Most of you probably don’t know that I’ve been working on a middle grade novel over the past couple of years. Yes, I normally write much faster than that, and this one has been back-burnered a few times while I set about writing the Cherry Hill series, which I self-published.
Middle grade is different, though. Personally, I find it more challenging. But the story of the USS Scorpion is a bit personal to me. I was a Navy brat for most of my childhood before joining the Navy myself in 1984. SCORPION SUMMER is the fictional tale of Jack Harvey, an 11 year-old Navy brat who loses his father when the USS Scorpion was lost at sea in 1968. A couple dozen families waited on Pier 22 for the return of their husbands and fathers on Memorial Day. The sub never returned.
The Scorpion was the last sub lost at sea by the US Navy, and one of two nuclear subs. The first was the USS Thresher in 1963. Both the Scorpion and Thresher were of the same class. In a decade when the US government was determined to keep up with Soviet military build-up as well as the Vietnam War, the Navy was under immense pressure to get submarines built and deployed as quickly as possible. Mistakes were made.
You can research more about the Scorpion and the controversy surrounding her sinking. Many still believe that she was sunk by a Soviet submarine in a dangerous game of cat and mouse.

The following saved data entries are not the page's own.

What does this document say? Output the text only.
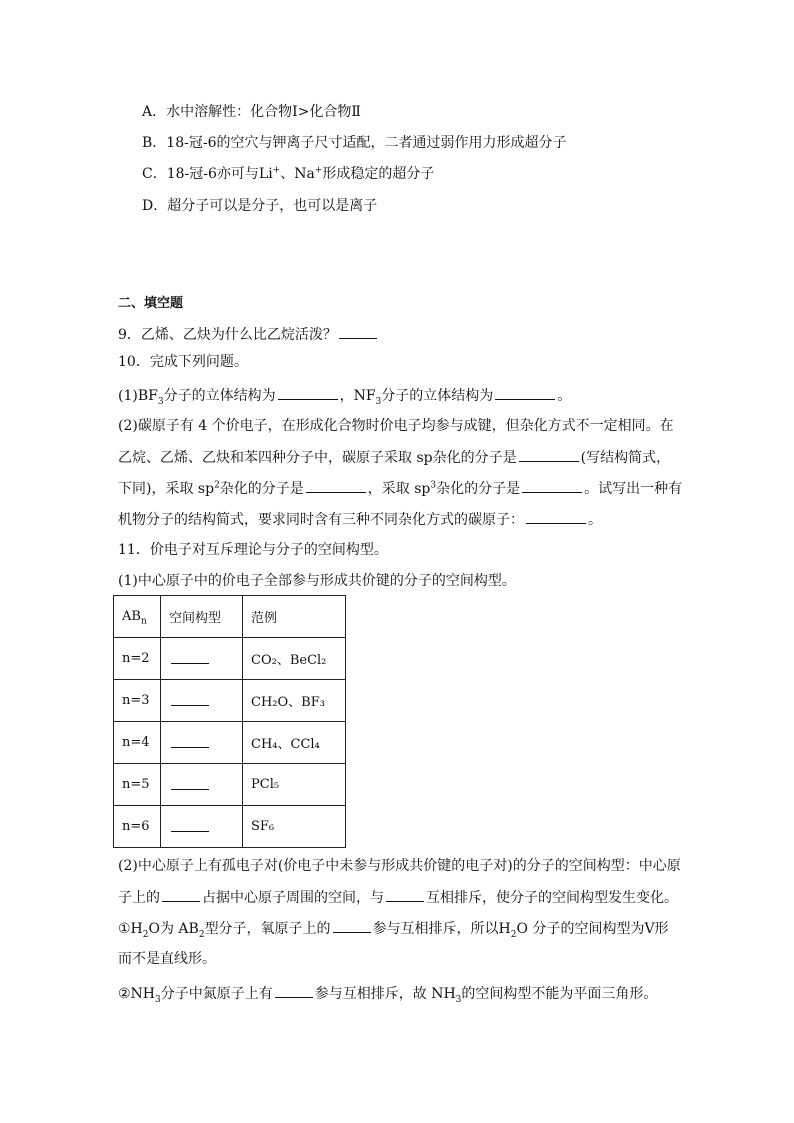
A．水中溶解性：化合物Ⅰ>化合物Ⅱ
B．18-冠-6的空穴与钾离子尺寸适配，二者通过弱作用力形成超分子
C．18-冠-6亦可与Li+、Na+形成稳定的超分子
D．超分子可以是分子，也可以是离子
二、填空题
9．乙烯、乙炔为什么比乙烷活泼？
10．完成下列问题。
$(1)BF_3$分子的立体结构为	，$NF_3$分子的立体结构为	。
(2)碳原子有 4 个价电子，在形成化合物时价电子均参与成键，但杂化方式不一定相同。在
乙烷、乙烯、乙炔和苯四种分子中，碳原子采取 sp杂化的分子是	(写结构简式，
下同)，采取 $sp^2$杂化的分子是	，采取 $sp^3$杂化的分子是	。试写出一种有
机物分子的结构简式，要求同时含有三种不同杂化方式的碳原子：	。
11．价电子对互斥理论与分子的空间构型。
(1)中心原子中的价电子全部参与形成共价键的分子的空间构型。
$AB_n$	空间构型	范例
n=2		CO₂、BeCl₂
n=3		CH₂O、BF₃
n=4		CH₄、CCl₄
n=5		PCl₅
n=6		SF₆
(2)中心原子上有孤电子对(价电子中未参与形成共价键的电子对)的分子的空间构型：中心原
子上的	占据中心原子周围的空间，与	互相排斥，使分子的空间构型发生变化。
$①H_2O$为 $AB_2$型分子，氧原子上的	参与互相排斥，所以$H_2O$ 分子的空间构型为Ⅴ形
而不是直线形。
$②NH_3$分子中氮原子上有	参与互相排斥，故 $NH_3$的空间构型不能为平面三角形。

A realistic possibility given the tensions of the day.
SCORPION SUMMER, however, does not dwell on the loss of the Scorpion. It is about the families left behind. It’s about Navy families, Navy brats, and the world they live in. It’s the story of one boy’s sudden launch into manhood. I do pray I’ve done justice to the families of the Scorpion and Navy families everywhere.
The good news is that I’ve completed my final edit of SCORPION SUMMER and am seeking an agent to represent it. So far, there seems to be plenty of interest in a story like this. I’m confident that SCORPION SUMMER will find a home with a publisher.
I plan on continuing my Navy Brat series, moving through the 70s and early 80s, a time period I grew up in, but is history to today’s middle grade readers. I’ll keep you posted.